The brief, filed with the Court on April 11, stated that it was “offensive” that the jury was chosen purposely so as to exclude those “who profess a religion.” The reference was to the claim of the two American experts hired by Morgentaler lawyer, Morris Manning, that they had succeeded in eliminating from the jury, housewives (with more than two children), regular churchgoers, young men and older professionals.
Last October, jury selection took four days, and 120 out of 132 prospective jurors were turned down. The Manning method was a further and more public refinement of the techniques used in Montreal in the early seventies when Morgentaler lawyer, Claude Sheppard, managed three times in a row to bar churchgoing Catholics from jury duty without the prosecutors understanding what was going on. Today, again, jury selection is not one of the grounds on which the Crown is appealing the case. (See January Interim for Appeal grounds.)

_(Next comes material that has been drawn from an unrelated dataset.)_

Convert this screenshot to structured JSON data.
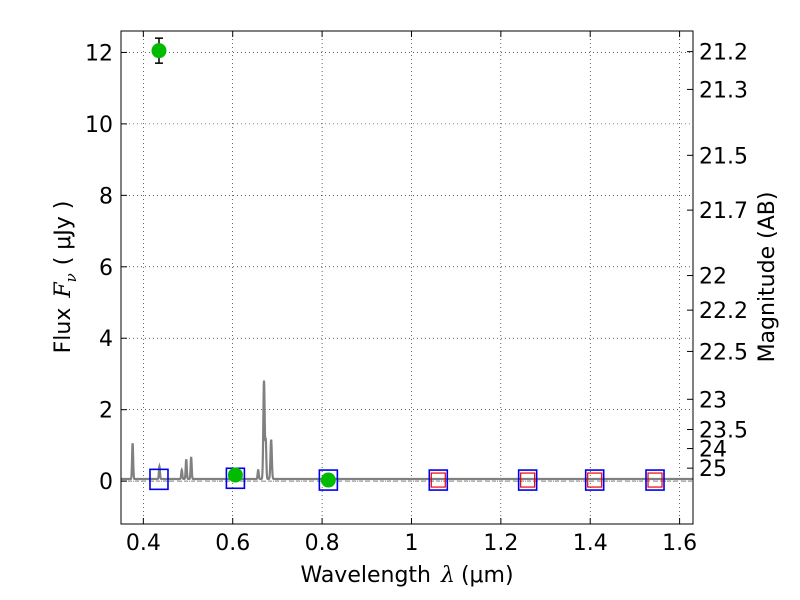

Ontario Chief Justice William Howland disallowed the intervention. “In a criminal proceeding, the crown represents the public interest and it alone is given the right to appeal from an acquittal,” he ruled. He pointed out that it was a “very serious matter” to allow third parties to raise legal issues. “If one third party could do it, then why not others?” It would be a different matter, he said, if the third party seeking to intervene could throw light on an issue because of its special expertise or knowledge. But that was not the case in this instance. “To permit a third party to intervene to raise an additional ground of appeal would enlarge the scope of a Crown appeal … beyond that contemplated by Parliament.”
While the intervention itself was denied, the attempt to intervene was valuable, nevertheless. It brought considerable publicity once more to the issue of jury selection as practiced by the Morgentaler legal propaganda organization.